Halitosis is a common social condition that affects a considerable portion of the general population. The prevalence of halitosis is close to 50% in a few populations. Under few circumstances, this oral condition may cause embarrassment, depression and make relationships more difficult. Some studies have investigated whether the psychology of the patients might have some influence on the complaints about halitosis, or even on halitosis itself. In a study that included more than one thousand participants and self-reported halitosis, scientists have reported that poor oral hygiene and general anxiety are associated with halitosis.
Halitosis is divided into intraoral, extraoral, pseudohalitosis and halitophobia.

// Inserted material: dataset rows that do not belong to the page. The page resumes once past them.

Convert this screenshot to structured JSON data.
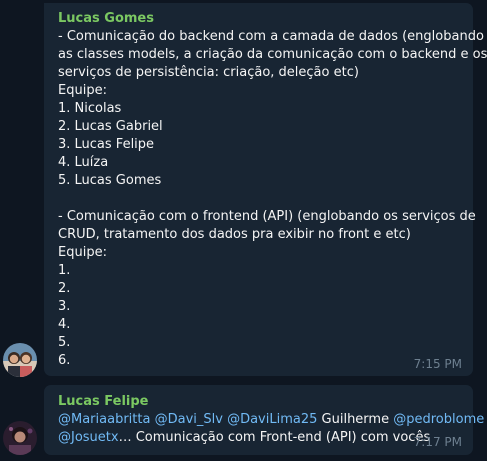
{
  "messages": [
    {
      "sender": "Lucas Gomes",
      "lines": [
        "- Comunicação do backend com a camada de dados (englobando",
        "as  classes models, a criação da comunicação com o backend e os",
        "serviços de persistência: criação, deleção etc)",
        "Equipe:",
        "1. Nicolas",
        "2. Lucas Gabriel",
        "3. Lucas Felipe",
        "4. Luíza",
        "5. Lucas Gomes",
        "",
        "- Comunicação com o frontend (API) (englobando os serviços de",
        "CRUD, tratamento dos dados pra exibir no front e etc)",
        "Equipe:",
        "1.",
        "2.",
        "3.",
        "4.",
        "5.",
        "6."
      ],
      "time": "7:15 PM"
    },
    {
      "sender": "Lucas Felipe",
      "line1": {
        "m1": "@Mariaabritta",
        "m2": "@Davi_Slv",
        "m3": "@DaviLima25",
        "plain": "Guilherme",
        "m4": "@pedroblome"
      },
      "line2": {
        "m5": "@Josuetx",
        "rest": "… Comunicação com Front-end (API) com vocês"
      },
      "time": "7:17 PM"
    }
  ],
  "colors": {
    "background": "#0e1621",
    "bubble": "#182533",
    "sender_name": "#7bc862",
    "mention": "#71baf5",
    "timestamp": "#6d7f8f"
  }
}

Intraoral halitosis, responsible for 85% of the cases of halitosis, is subdivided into physiologic (genuine) halitosis or pathologic halitosis. Extraoral halitosis occurs when malodor appears with no oral cause, as in the case of pulmonary causes. Both patients with pseudohalitosis and halitophobia present with complaints of halitosis, but without any diagnostic evidence of malodor.
The most common cause of oral malodor is the poor oral hygiene. Due to poor oral hygiene, a large number of bacteria belonging to different species make their home in the mouth. They survive on the food particles entangled in between the teeth and as a by-product, produce different substances like Sulphides, Mercaptans and Amines in gas form. These gases are perceived as bad breath by other people.